Governor Emmanuel Tumusiime-Mutebile said on Monday that core inflation, a measure of the increase in prices of goods and services, minus food prices and utilities, is expected to rotate around 6.5 per cent to 7.5 per cent.
“On a positive note, food prices, which were one of the main drivers of inflation in August and September may have peaked, but it’s too early to be definitive,” Mutebile said.
He said there were still uncertainties that could see inflation rise again.
“..It [inflation] will fall back towards five per cent in 2015,” said Mutebile, while reading the November monetary statement. BoU says this does not warrant it to do some monetary tightening to curb inflation.
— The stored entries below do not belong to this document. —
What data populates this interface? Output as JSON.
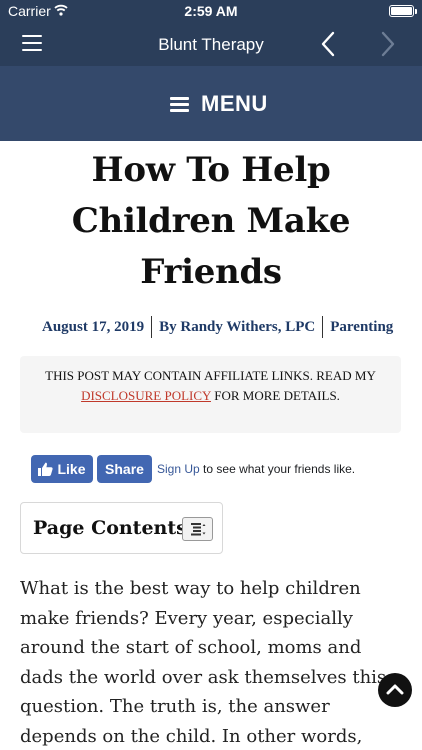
{
  "status_bar": {
    "carrier": "Carrier",
    "time": "2:59 AM",
    "icons": [
      "wifi-icon",
      "battery-icon"
    ]
  },
  "nav_bar": {
    "title": "Blunt Therapy",
    "icons": [
      "hamburger-icon",
      "back-chevron-icon",
      "forward-chevron-icon"
    ]
  },
  "menu_banner": {
    "label": "MENU",
    "icon": "menu-icon"
  },
  "article": {
    "title": "How To Help Children Make Friends",
    "date": "August 17, 2019",
    "author": "By Randy Withers, LPC",
    "category": "Parenting",
    "affiliate_notice": {
      "before": "THIS POST MAY CONTAIN AFFILIATE LINKS. READ MY",
      "link": "DISCLOSURE POLICY",
      "after": "FOR MORE DETAILS."
    },
    "body": "What is the best way to help children make friends? Every year, especially around the start of school, moms and dads the world over ask themselves this question. The truth is, the answer depends on the child. In other words, there is no cookie cuter approach if"
  },
  "facebook": {
    "like_label": "Like",
    "share_label": "Share",
    "signup_link": "Sign Up",
    "signup_text": "to see what your friends like."
  },
  "toc": {
    "title": "Page Contents",
    "toggle_icon": "list-toggle-icon"
  },
  "scroll_top": {
    "icon": "chevron-up-icon"
  },
  "colors": {
    "nav_bg": "#2b3e5a",
    "menu_bg": "#34496b",
    "meta_text": "#1f3a66",
    "link_red": "#c0392b",
    "facebook_blue": "#4267b2"
  }
}
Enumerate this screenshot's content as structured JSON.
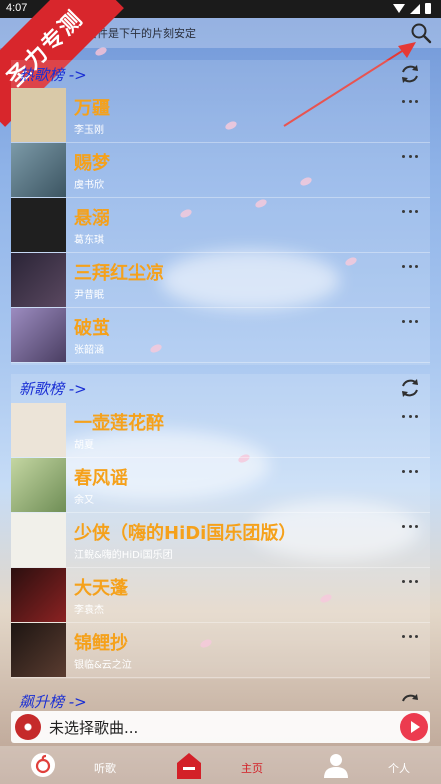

Director for Research Dr Adam Mugume says the aggregate demand has just started picking up and this does not call for any special intervention as it can still be accommodated. He said uncertainties were more on the part of global oil prices, which appear to be rising yet the central bank had no control over them.
According to the Uganda Bureau of Statistics, last month, price increases were recorded for petrol, diesel, paraffin, clothing, rent, and telephone tariffs, among others. With fuel prices likely to shoot up, they will influence the increase of the prices of other products as traders pass on the cost of transportation to consumers.
But in the medium term, Mutebile said, core inflation would fall further, which necessitated no change in the key monetary rate, maintained at 12 per cent for the third month running.
“… real economic growth is now close to the economy’s long term potential of 6-7 per cent growth,” Mutebile said.
Experts predicted the key rate would stay unchanged.
“As predicted the recent inflation dynamics have prompted BoU to indicate that no further tightening is required at this time,” says Stephen Kaboyo, the Manager Director at Alpha Capital.